How can I inspire the people who live around me to explore, improve and celebrate their local area? This has been the question driving two years of, what I call ‘Space Exploration’. Well, I certainly could get people exploring by encouraging them to play ‘Ingress‘. Ingress is a game, played on mobile phones and tablets with GPS, that requires players to leave the comfort of their homes and travel around the actual, real world outdoors. You might start a game sitting on the sofa, but there is very little you can achieve without getting up and walking fifty meters down the road. If you want to make any progress in the game, you need to travel considerable distances to collect resources that are only available at public landmarks such as play parks, churches and sculptures. I played the game for the first time yesterday and visited two churches that were completely new to me, as well as two play parks that I already knew about. I played while cycling to and from an appointment, but the game gave me reasons to take turnings, to ride up roads, that I wouldn’t normally use. It took me to places close-by, but previously unseen.

I became very excited, imagining all the new Space Explorers that this game would inspire. Young people leaving their habitual hang-outs and hiking around their neighbourhood and beyond. Using the very screens that inform their understanding of the wider world, to lead their investigation of the real, physical world of their immediate surroundings. A growing community of over seven million players are becoming better connected to and informed about their world.

Unfortunately, the game’s content is less inspiring. With all the world as a canvas, the game’s developers have come up with a global turf war between two rival factions. Players choose their side in the conflict and then travel miles, building up defences and breaking down their enemies defences, claiming areas of local population for their side. It is tragic that with such an innovative game concept, the game’s story is as old as the phenomena it embodies; personal greed expressed through tribal conflict. Tragic, but perhaps unsurprising. Space Invaders is arguably the world’s most famous video game, but 18 years before Space Invaders was Spacewar, one of the first video games ever made. ‘Kill the other guy before he kills you’ has been the overwhelming obsession of computer games from day one, perhaps because it is so simple. Survival is our basic motivation, and the everyday survival issues of food and shelter do not give the adrenaline rush of ‘shoot that dot before it’s too late’.

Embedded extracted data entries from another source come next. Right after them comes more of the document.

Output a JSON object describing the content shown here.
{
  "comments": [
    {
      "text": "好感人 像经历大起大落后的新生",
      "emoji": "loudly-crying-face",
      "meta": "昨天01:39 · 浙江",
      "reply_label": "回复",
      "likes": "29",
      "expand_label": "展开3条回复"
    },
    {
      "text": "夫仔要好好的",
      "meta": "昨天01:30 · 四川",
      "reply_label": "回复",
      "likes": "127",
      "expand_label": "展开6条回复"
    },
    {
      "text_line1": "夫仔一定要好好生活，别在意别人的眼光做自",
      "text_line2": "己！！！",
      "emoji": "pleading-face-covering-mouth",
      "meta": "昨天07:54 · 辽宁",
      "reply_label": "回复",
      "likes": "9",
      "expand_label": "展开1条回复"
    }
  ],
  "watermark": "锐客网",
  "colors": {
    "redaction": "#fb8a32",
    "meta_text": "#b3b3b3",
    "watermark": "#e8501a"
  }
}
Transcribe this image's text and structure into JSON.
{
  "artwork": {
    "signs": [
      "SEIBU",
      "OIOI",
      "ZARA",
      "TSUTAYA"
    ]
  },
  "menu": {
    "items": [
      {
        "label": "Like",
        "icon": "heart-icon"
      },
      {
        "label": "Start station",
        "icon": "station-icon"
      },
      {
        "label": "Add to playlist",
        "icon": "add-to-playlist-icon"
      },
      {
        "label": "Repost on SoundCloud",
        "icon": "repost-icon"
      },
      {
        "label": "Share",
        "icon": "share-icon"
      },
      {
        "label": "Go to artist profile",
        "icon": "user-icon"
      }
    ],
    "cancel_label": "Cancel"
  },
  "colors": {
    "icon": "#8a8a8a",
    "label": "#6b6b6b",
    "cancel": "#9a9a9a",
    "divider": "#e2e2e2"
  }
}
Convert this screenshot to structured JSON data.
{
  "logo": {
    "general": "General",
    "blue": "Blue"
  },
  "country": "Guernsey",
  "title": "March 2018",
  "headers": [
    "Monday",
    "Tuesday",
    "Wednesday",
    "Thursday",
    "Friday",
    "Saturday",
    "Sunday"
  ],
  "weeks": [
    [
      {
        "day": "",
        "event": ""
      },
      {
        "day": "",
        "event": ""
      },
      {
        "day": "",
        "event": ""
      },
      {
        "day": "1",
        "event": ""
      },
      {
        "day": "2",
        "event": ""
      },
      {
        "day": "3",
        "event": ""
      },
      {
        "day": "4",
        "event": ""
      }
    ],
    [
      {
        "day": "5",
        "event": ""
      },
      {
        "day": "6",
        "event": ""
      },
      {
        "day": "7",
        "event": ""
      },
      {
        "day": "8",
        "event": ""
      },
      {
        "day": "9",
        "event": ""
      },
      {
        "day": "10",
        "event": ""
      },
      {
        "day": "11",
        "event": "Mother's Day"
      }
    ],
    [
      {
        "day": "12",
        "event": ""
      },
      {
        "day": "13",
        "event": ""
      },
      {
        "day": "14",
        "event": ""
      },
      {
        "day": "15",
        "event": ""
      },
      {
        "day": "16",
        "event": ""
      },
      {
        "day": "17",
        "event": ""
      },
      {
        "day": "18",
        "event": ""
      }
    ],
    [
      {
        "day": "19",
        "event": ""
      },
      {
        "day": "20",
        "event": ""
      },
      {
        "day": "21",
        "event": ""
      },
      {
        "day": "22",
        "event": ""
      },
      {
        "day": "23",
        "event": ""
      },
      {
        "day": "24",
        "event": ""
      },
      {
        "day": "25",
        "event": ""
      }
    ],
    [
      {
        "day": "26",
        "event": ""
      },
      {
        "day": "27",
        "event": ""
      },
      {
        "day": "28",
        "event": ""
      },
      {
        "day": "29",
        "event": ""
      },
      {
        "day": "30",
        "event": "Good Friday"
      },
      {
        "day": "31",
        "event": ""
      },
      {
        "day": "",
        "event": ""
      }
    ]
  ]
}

But the reason that we have short, exciting video games comes from their history in arcades, where a good game was one that kept players pushing in coins at short intervals . Now that games are mainly played on devices owned by the player, there is no need for them to kill us off quickly so that we go back for another try, seeing if we can get a bit further. Ingress itself is an ‘always-on’ game; no beginning, no end, no turn-taking. Millions of players, all in the same world, all playing in their own time. But still stuck in the old story of conflict.

So here is a game concept that I believe has incredible potential, which is as yet unfulfilled. How would I improve it? Would I send players to churches to meet people? To help out with flower arranging? Would I have them visit play parks, to exercise or litter pick? Could I send them to deliver groceries to the housebound, to take part in community activities? To appreciate public art? To create public art? How could the game reward players for making an effort to make their world a better place? Or to come to a consensus of what a better place would look like? I think that what I’m asking here is this:

Could a game replace our inefficient, skewed, top-down attempts to organise our world, with a real, people powered digital democracy where all are rewarded for the good they do, and all have a say in what ‘good’ is.

If it could then I, for one, would be happy to pay 69 pence to download it.